The global fight against the pandemic has raised privacy concerns in all countries. Governments including Italy, Israel and Singapore have used cell phone data to track potentially infected people and their contacts. China has deployed cell phone apps where little is known about how they track people. Venezuela has asked its neighbors to give up each other.

South Korea, a highly connected country where almost everyone has a smartphone, has taken these efforts a step further. In addition to disclosing some personally identifiable information, authorities sometimes use it to send text messages to people whose cellular data history indicates they are close to an infected person. According to Prof. Park, South Korea is practically the only country in the world besides China whose government is authorized to collect such data at will during an epidemic.

In the first desperate months of the pandemic, government websites uploaded a detailed sketch of each patient's daily life until they were diagnosed and isolated.

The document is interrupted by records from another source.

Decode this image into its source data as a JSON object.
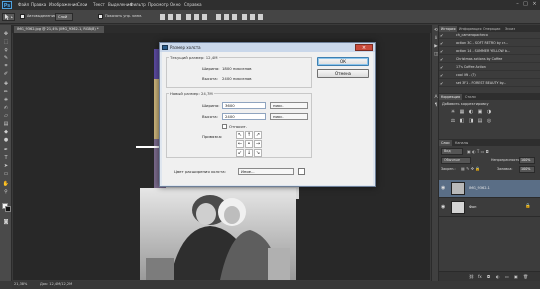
{
  "menubar": {
    "logo": "Ps",
    "items": [
      "Файл",
      "Правка",
      "Изображение",
      "Слои",
      "Текст",
      "Выделение",
      "Фильтр",
      "Просмотр",
      "Окно",
      "Справка"
    ],
    "window_controls": [
      "–",
      "□",
      "×"
    ]
  },
  "options": {
    "auto_select_label": "Автовыделение",
    "auto_select_target": "Слой",
    "show_transform_label": "Показать упр. элем."
  },
  "document": {
    "tab_label": "IMG_9362.jpg @ 21,4% (IMG_9362-1, RGB/8) *"
  },
  "status": {
    "zoom": "21,38%",
    "doc_size": "Док: 12,4M/12,2M"
  },
  "dialog": {
    "title": "Размер холста",
    "close": "×",
    "current_size": {
      "heading": "Текущий размер: 12,4M",
      "width_label": "Ширина:",
      "width_value": "1800 пикселов",
      "height_label": "Высота:",
      "height_value": "2400 пикселов"
    },
    "new_size": {
      "heading": "Новый размер: 24,7M",
      "width_label": "Ширина:",
      "width_value": "3600",
      "width_unit": "пикс.",
      "height_label": "Высота:",
      "height_value": "2400",
      "height_unit": "пикс.",
      "relative_label": "Относит.",
      "anchor_label": "Привязка:",
      "anchor_cells": [
        "↖",
        "↑",
        "↗",
        "←",
        "•",
        "→",
        "↙",
        "↓",
        "↘"
      ]
    },
    "extension_color": {
      "label": "Цвет расширения холста:",
      "value": "Иное..."
    },
    "ok_label": "ОК",
    "cancel_label": "Отмена"
  },
  "panels": {
    "top_tabs": [
      "История",
      "Информация",
      "Операции",
      "Эскиз"
    ],
    "history": [
      "ch_camerapacheco",
      "action 3C - SOFT RETRO by cr...",
      "action 14 - SUMMER YELLOW b...",
      "Christmas actions by Coffee",
      "17's Coffee Action",
      "cool lift - (?)",
      "set 3F1 - FOREST BEAUTY by..."
    ],
    "adjust_tabs": [
      "Коррекция",
      "Стили"
    ],
    "adjust_title": "Добавить корректировку",
    "adjust_icons_row1": [
      "☀",
      "▦",
      "◐",
      "▣",
      "◑"
    ],
    "adjust_icons_row2": [
      "⚖",
      "◧",
      "◨",
      "▤",
      "◎"
    ],
    "layers_tabs": [
      "Слои",
      "Каналы"
    ],
    "layers_kind": "Вид",
    "blend_mode": "Обычные",
    "opacity_label": "Непрозрачность:",
    "opacity_value": "100%",
    "lock_label": "Закреп.:",
    "fill_label": "Заливка:",
    "fill_value": "100%",
    "layers": [
      {
        "name": "IMG_9362-1"
      },
      {
        "name": "Фон"
      }
    ],
    "bottom_icons": [
      "⛓",
      "fx",
      "◘",
      "◐",
      "▭",
      "▣",
      "🗑"
    ]
  },
  "colors": {
    "dialog_bg": "#f0f0f0",
    "panel_bg": "#3c3c3c",
    "selected_layer": "#5a6e86",
    "accent_blue": "#4fa3e0"
  }
}
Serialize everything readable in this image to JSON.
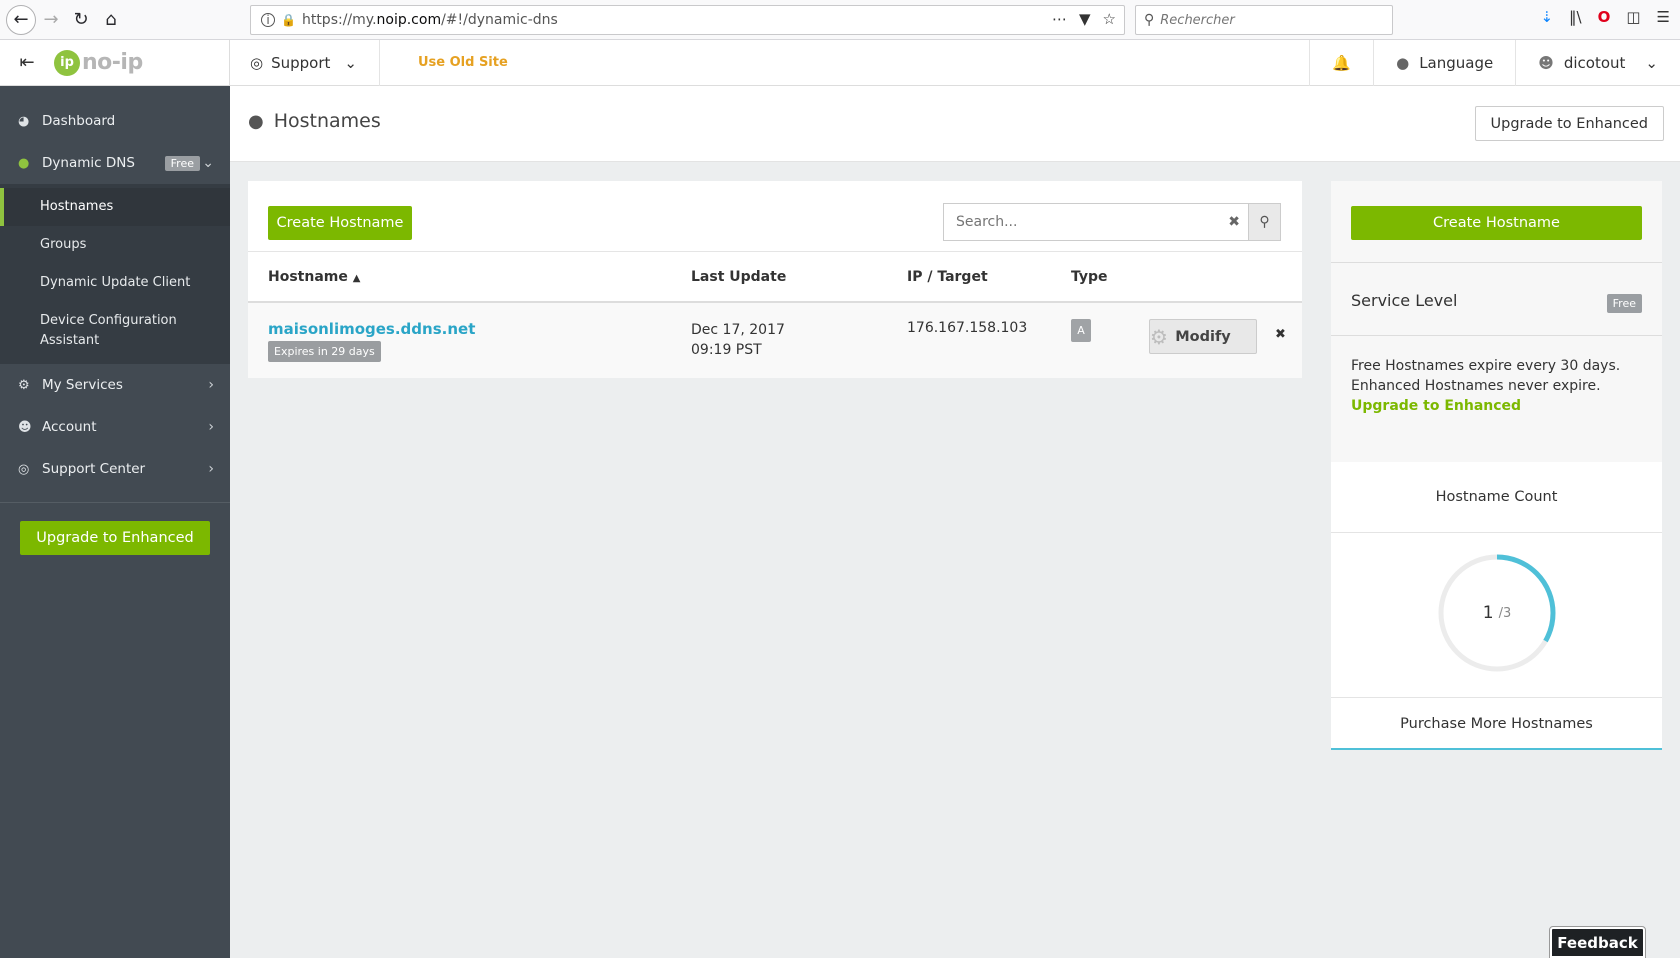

The government did not disclose the names of the patients, but sometimes released insightful information such as addresses and employers.

This rush of data led to a growing culture of online harassment. In South Korea, doxxing – the digging up and disclosure of malicious personal information – was already a growing problem that was frequently cited in recent K-pop star suicides.

Restaurants visited by patients were sometimes treated as if they were cursed. Citing a patient's frequent visits to karaoke parlors, online trolls claimed she must be a prostitute. Gay South Koreans feared an excursion and urged the government to promise anonymity for tests after an outbreak broke out in a gay club in Seoul in May.